(PROJECT 1) Retrotransposable elements (RTEs) comprise ~45% of the human genome. RTEs are mobile DNA elements that can insert into new genomic positions using a copy and paste mechanism. This process, termed retro- transposition, can be deleterious at multiple levels by causing mutagenesis and genome structural instability, triggering epigenetic changes, and disrupting normal patterns of gene regulation. Organisms have evolved multiple transcriptional and post-transcriptional silencing mechanisms to protect their genomes. Until recently RTEs were thought to be silent in the soma, however, new evidence points to activity in the brain and in cancer cells. Indeed, initial indications are that somatic retrotransposition is much more frequent than previously anticipated.

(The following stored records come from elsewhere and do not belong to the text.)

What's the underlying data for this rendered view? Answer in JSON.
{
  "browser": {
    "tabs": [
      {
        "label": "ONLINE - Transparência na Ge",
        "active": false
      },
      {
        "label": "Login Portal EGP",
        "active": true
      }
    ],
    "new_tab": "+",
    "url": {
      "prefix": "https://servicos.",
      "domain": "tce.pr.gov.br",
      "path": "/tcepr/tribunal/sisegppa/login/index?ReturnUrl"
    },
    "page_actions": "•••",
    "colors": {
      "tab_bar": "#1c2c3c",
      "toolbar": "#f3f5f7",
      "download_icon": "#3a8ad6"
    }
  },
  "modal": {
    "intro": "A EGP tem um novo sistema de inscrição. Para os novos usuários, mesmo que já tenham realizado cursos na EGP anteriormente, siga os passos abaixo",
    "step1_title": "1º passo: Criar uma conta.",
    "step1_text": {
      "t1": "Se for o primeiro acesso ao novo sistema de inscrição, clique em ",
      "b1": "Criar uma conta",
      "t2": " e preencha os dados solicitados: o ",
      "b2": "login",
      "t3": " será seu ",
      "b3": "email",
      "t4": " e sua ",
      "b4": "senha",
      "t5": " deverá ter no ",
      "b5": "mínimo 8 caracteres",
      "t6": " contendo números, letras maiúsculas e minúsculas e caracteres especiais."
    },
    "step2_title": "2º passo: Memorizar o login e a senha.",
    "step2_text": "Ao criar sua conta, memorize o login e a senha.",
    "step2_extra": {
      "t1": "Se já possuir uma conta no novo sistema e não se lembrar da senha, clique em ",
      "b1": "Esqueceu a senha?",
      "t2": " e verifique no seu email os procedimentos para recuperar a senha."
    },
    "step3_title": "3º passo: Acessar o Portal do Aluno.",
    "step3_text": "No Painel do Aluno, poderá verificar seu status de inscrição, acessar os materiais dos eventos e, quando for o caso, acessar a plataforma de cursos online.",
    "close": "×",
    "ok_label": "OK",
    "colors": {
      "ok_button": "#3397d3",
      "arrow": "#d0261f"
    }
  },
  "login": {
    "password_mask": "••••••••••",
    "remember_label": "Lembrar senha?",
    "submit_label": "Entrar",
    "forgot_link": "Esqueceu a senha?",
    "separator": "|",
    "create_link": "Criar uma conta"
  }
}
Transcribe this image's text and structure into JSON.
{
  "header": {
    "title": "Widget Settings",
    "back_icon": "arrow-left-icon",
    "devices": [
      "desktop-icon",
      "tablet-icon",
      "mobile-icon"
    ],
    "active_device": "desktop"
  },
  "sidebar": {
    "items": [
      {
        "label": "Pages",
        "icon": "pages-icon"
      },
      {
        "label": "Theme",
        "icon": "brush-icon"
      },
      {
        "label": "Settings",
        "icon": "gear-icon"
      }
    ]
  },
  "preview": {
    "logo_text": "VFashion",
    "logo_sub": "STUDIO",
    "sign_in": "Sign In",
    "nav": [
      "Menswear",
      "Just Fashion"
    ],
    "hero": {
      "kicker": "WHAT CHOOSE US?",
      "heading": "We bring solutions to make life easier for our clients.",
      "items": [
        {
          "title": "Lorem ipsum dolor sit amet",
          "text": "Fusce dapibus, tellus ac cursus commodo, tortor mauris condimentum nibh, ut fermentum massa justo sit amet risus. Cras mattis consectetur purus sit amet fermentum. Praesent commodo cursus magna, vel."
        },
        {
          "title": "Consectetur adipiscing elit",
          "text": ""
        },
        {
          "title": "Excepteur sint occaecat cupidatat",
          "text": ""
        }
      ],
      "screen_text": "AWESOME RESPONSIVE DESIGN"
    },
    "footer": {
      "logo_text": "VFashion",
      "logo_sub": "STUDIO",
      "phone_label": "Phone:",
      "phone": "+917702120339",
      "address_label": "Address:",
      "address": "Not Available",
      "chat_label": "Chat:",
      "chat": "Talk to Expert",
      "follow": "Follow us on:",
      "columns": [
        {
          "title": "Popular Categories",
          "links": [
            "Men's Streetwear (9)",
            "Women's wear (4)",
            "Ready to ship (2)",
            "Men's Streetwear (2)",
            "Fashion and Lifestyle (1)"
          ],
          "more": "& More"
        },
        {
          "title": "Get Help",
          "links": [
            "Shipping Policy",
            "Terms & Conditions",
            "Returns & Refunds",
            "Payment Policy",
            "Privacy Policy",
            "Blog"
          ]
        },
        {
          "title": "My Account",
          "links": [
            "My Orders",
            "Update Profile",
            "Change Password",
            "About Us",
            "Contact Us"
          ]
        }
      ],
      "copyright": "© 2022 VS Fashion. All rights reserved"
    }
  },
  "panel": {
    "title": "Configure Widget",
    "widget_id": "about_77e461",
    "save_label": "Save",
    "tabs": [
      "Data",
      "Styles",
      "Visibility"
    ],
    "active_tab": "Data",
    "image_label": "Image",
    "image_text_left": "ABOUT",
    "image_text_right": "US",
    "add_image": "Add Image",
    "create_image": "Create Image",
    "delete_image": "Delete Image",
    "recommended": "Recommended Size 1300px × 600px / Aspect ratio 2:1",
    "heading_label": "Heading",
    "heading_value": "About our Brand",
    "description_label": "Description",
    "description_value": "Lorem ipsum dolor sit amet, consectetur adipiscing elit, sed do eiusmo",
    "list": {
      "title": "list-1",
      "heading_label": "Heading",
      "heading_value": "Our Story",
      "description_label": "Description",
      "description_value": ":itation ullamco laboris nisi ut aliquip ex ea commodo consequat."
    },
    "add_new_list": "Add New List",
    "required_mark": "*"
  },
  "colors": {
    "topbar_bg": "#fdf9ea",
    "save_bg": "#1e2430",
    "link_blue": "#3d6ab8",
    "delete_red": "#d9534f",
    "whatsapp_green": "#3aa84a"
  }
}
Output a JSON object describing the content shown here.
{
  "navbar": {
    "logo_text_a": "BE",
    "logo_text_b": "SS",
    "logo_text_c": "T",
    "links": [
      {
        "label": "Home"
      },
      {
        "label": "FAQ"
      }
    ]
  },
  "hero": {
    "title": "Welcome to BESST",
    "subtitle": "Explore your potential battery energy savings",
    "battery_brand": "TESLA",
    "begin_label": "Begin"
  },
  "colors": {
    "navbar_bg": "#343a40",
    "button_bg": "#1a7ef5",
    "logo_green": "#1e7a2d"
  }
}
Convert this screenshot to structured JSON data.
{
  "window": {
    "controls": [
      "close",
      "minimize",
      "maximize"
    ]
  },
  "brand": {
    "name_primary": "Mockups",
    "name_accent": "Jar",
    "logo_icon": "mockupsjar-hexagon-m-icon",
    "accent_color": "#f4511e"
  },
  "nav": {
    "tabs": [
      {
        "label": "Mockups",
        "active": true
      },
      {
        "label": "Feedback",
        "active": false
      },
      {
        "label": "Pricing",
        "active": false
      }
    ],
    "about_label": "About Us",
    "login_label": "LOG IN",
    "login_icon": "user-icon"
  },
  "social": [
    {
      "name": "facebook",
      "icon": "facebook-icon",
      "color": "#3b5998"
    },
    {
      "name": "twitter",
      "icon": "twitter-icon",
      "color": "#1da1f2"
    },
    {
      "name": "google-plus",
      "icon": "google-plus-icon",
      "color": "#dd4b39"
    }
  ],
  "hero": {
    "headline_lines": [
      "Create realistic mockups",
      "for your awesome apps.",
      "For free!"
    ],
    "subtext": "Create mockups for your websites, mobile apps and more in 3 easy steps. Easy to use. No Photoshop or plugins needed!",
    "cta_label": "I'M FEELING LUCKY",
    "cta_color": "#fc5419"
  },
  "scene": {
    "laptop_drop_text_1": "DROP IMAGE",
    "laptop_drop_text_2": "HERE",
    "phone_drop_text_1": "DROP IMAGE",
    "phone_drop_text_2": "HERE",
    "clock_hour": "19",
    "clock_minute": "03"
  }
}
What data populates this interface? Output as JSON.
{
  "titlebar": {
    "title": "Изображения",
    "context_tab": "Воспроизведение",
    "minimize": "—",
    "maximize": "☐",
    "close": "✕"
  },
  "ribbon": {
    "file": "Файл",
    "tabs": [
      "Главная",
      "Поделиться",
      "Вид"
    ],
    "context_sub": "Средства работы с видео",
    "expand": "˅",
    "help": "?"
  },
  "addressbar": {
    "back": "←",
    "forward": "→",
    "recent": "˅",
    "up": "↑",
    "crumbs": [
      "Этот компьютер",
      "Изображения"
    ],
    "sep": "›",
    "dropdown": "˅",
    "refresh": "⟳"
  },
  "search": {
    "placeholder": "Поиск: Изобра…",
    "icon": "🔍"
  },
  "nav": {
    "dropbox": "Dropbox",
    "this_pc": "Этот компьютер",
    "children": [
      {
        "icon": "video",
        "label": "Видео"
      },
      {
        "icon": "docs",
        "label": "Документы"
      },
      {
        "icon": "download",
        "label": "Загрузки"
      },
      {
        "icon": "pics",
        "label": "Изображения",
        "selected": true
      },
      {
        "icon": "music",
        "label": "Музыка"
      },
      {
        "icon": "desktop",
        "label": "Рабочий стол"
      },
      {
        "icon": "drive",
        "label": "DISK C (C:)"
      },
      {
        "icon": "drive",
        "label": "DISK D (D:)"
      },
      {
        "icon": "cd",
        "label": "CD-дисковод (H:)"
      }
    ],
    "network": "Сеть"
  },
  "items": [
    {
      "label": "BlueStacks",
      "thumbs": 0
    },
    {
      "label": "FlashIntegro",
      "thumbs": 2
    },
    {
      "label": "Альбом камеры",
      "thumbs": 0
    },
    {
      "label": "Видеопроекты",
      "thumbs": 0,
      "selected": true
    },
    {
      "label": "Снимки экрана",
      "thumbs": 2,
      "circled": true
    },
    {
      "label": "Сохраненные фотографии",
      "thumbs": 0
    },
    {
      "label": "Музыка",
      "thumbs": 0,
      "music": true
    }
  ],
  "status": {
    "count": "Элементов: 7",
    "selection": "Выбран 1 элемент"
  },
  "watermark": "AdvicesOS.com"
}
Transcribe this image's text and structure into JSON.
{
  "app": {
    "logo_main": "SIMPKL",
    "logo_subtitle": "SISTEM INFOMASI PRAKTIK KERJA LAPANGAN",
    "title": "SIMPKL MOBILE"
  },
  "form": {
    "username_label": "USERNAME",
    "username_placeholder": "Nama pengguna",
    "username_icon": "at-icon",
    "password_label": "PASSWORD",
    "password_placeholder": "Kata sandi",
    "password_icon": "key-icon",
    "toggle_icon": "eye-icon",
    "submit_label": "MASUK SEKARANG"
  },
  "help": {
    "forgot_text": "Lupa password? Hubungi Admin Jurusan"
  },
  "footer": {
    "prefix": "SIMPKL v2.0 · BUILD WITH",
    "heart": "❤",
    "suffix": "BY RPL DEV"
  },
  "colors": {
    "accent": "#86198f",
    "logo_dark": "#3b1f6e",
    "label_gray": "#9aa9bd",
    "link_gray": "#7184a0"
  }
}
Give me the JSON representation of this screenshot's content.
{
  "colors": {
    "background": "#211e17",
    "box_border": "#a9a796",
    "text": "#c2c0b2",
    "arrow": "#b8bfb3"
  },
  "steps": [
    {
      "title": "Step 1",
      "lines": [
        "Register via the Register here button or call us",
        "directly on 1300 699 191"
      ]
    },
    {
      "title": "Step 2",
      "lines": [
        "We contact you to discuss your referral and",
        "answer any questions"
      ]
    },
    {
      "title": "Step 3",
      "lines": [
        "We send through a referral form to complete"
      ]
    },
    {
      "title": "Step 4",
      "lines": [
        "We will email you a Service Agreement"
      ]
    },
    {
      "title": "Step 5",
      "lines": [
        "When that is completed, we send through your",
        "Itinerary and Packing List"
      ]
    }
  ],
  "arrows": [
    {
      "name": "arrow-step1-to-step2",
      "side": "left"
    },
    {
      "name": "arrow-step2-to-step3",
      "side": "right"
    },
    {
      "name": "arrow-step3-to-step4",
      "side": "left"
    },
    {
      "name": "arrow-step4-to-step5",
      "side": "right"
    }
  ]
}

Our group has reported that retrotransposition is activated during aging and cellular senescence, and hypothesized that it may represent a hitherto unappreciated molecular aging process. These findings however raise important new questions: what is the magnitude of the 'retrotransposition problem', and to what extent is this process damaging to our somatic cells? What are the mechanisms that hold RTEs in check in somatic tissues, and how do they fail with age? Our lack of knowledge in these areas is a key barrier to under- standing the role of RTEs in aging and disease. To break new ground in these efforts our research seeks to elucidate what we broadly refer to as 'the landscape of somatic retrotransposition'.
In Aim 1 we will perform a genome-wide quantitative analysis of novel transpositions. The frequency of these events in the genomes of senescent or aged cells, their structures, and their locations are completely unknown. With Jef Boeke and Core B we will apply high-throughput DNA sequencing, including TIP-seq and single-cell whole genome sequencing to comprehensively profile novel transposition events. As an independent method we will use retrotransposon reporters.
Aim 2 is based on our preliminary data that occupancy of pRb on the L1 promoter decreases in senescent human cells and aging mouse tissues, that overexpression of pRb antagonizes the activation of L1 in senescent cells, and knockdown in normal cells promotes L1 activation. We hypothesize that pRb, a known regulator heterochromatin, represses L1 in normal cells and that this mechanism fails during senescence and aging. We will therefore examine the composition of pRb-containing complexes and their interaction with L1s, observe their behavior during cellular senescence and mouse aging, and perturb specific components to test effects on L1 activity.
In Aim 3 we will modulate RTE activity using genetic and pharmaceutical interventions and investigate the consequences on cellular function. We will use engineered regulatable L1 elements to drive increased retrotransposition activity, develop shRNA or CRISPR interventions to block the transcription of endogenous L1s, and treat cells and mice with reverse transcriptase inhibitors to determine whether age- associated phenotypes can be ameliorated. Our long-term goal is to assess the extent to which RTEs contribute to aging or age-associated disorders, and hence are potential targets for therapeutic interventions.